NASA spots bizarrely rectangular iceberg in Antarctica
It looks like the monolith from 2001, but it's not a movie prop and it wasn't planted by aliens.
We all have an idea of what an iceberg looks like, and usually we imagine a chunky mountainous formation or an irregular slab with a seal lounging on top.
And then there's the iceberg photographed last week by NASA's Operation IceBridge team. It's so rectangular that it looks totally wild.
This iceberg has all the right angles.
Operation IceBridge is on a mission to measure and monitor polar ice and document changes over time. The team caught sight of the unusual iceberg during a flyover and posted it to Twitter last week.
From yesterday's #IceBridge flight: A tabular iceberg can be seen on the right, floating among sea ice just off of the Larsen C ice shelf.
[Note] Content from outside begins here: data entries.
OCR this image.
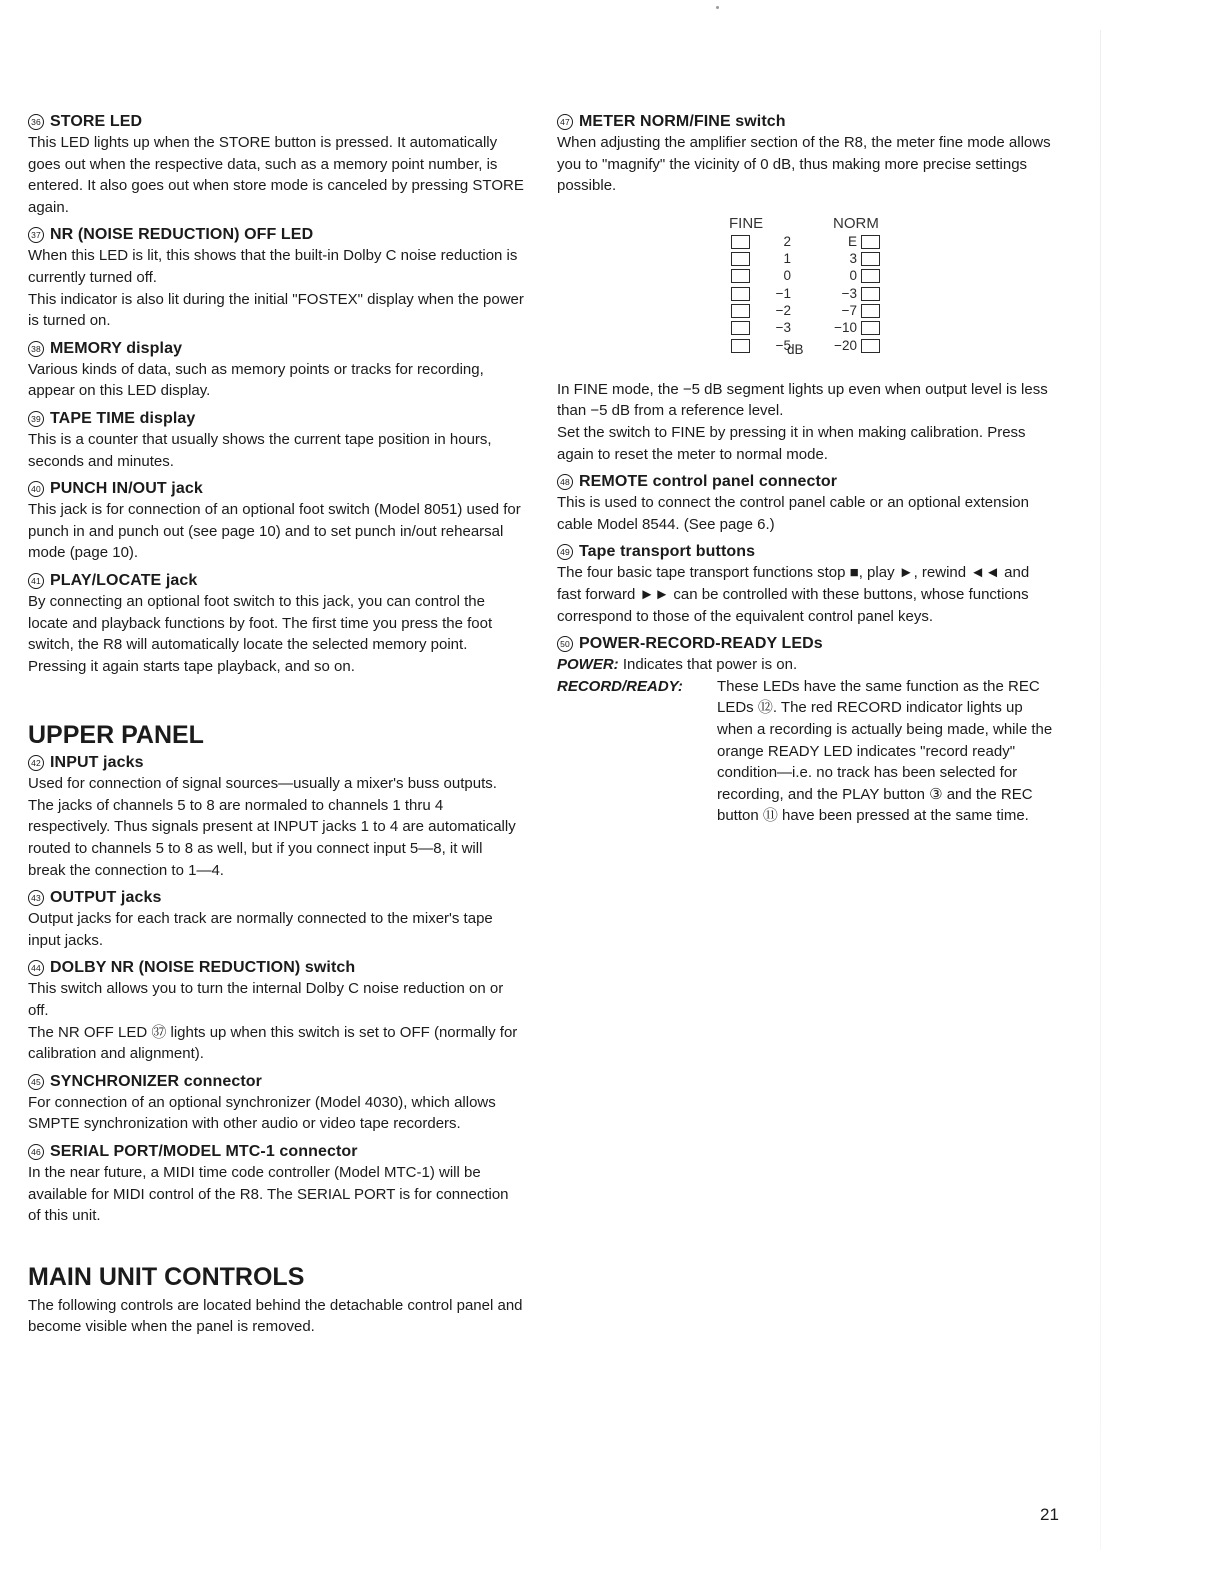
36 STORE LED

This LED lights up when the STORE button is pressed. It automatically goes out when the respective data, such as a memory point number, is entered. It also goes out when store mode is canceled by pressing STORE again.

37 NR (NOISE REDUCTION) OFF LED

When this LED is lit, this shows that the built-in Dolby C noise reduction is currently turned off.

This indicator is also lit during the initial "FOSTEX" display when the power is turned on.

38 MEMORY display

Various kinds of data, such as memory points or tracks for recording, appear on this LED display.

39 TAPE TIME display

This is a counter that usually shows the current tape position in hours, seconds and minutes.

40 PUNCH IN/OUT jack

This jack is for connection of an optional foot switch (Model 8051) used for punch in and punch out (see page 10) and to set punch in/out rehearsal mode (page 10).

41 PLAY/LOCATE jack

By connecting an optional foot switch to this jack, you can control the locate and playback functions by foot. The first time you press the foot switch, the R8 will automatically locate the selected memory point. Pressing it again starts tape playback, and so on.

UPPER PANEL
42 INPUT jacks

Used for connection of signal sources—usually a mixer's buss outputs.

The jacks of channels 5 to 8 are normaled to channels 1 thru 4 respectively. Thus signals present at INPUT jacks 1 to 4 are automatically routed to channels 5 to 8 as well, but if you connect input 5—8, it will break the connection to 1—4.

43 OUTPUT jacks

Output jacks for each track are normally connected to the mixer's tape input jacks.

44 DOLBY NR (NOISE REDUCTION) switch

This switch allows you to turn the internal Dolby C noise reduction on or off.

The NR OFF LED ㊲ lights up when this switch is set to OFF (normally for calibration and alignment).

45 SYNCHRONIZER connector

For connection of an optional synchronizer (Model 4030), which allows SMPTE synchronization with other audio or video tape recorders.

46 SERIAL PORT/MODEL MTC-1 connector

In the near future, a MIDI time code controller (Model MTC-1) will be available for MIDI control of the R8. The SERIAL PORT is for connection of this unit.

MAIN UNIT CONTROLS

The following controls are located behind the detachable control panel and become visible when the panel is removed.

47 METER NORM/FINE switch

When adjusting the amplifier section of the R8, the meter fine mode allows you to "magnify" the vicinity of 0 dB, thus making more precise settings possible.

FINE	NORM
2	E
1	3
0	0
−1	−3
−2	−7
−3	−10
−5	−20
dB

In FINE mode, the −5 dB segment lights up even when output level is less than −5 dB from a reference level.

Set the switch to FINE by pressing it in when making calibration. Press again to reset the meter to normal mode.

48 REMOTE control panel connector

This is used to connect the control panel cable or an optional extension cable Model 8544. (See page 6.)

49 Tape transport buttons

The four basic tape transport functions stop ■, play ►, rewind ◄◄ and fast forward ►► can be controlled with these buttons, whose functions correspond to those of the equivalent control panel keys.

50 POWER-RECORD-READY LEDs

POWER: Indicates that power is on.

RECORD/READY: These LEDs have the same function as the REC LEDs ⑫. The red RECORD indicator lights up when a recording is actually being made, while the orange READY LED indicates "record ready" condition—i.e. no track has been selected for recording, and the PLAY button ③ and the REC button ⑪ have been pressed at the same time.

21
The iceberg's sharp angles and flat surface indicate that it probably recently calved from the ice shelf. pic.twitter.com/XhgTrf642Z
— NASA ICE (@NASA_ICE) October 17, 2018
Operation IceBridge refers to the formation as a tabular iceberg and says it was found floating in the sea ice just off the Larsen C ice shelf in the Antarctic. "The iceberg's sharp angles and flat surface indicate that it probably recently calved from the ice shelf," the team writes.
Twitter users jumped on the odd-looking image, dropping references to everything from aliens to tofu to the monolith from Stanley Kubrick's 2001: A Space Odyssey.
Some also accused the image of being fake, but it's a perfectly natural phenomenon.
NASA ice scientist Kelly Brunt told Live Science that tabular icebergs are shaped like sheet cakes and split off from the edges of ice shelves. She said the visible portion is just a small part of the mass and the rest is underwater.
The tabular iceberg is a standout due to its extremely geometric shape, but it's not the only one that looks like it could fit into a Mondrian painting. Operation IceBridge posted a look at a fairly triangular iceberg late last week.
From yesterday's #IceBridge flight:Triangular iceberg surrounded by many different types of sea ice, off the Larsen ice shelf in the Weddell Sea. In the open water, grease ice is forming. pic.twitter.com/L4WB36bV5H
— NASA ICE (@NASA_ICE) October 19, 2018
The Larsen C ice shelf is also the source of the infamous iceberg A-68, a monster that calved in 2017. The tabular iceberg photographed recently is much, much smaller than that beast.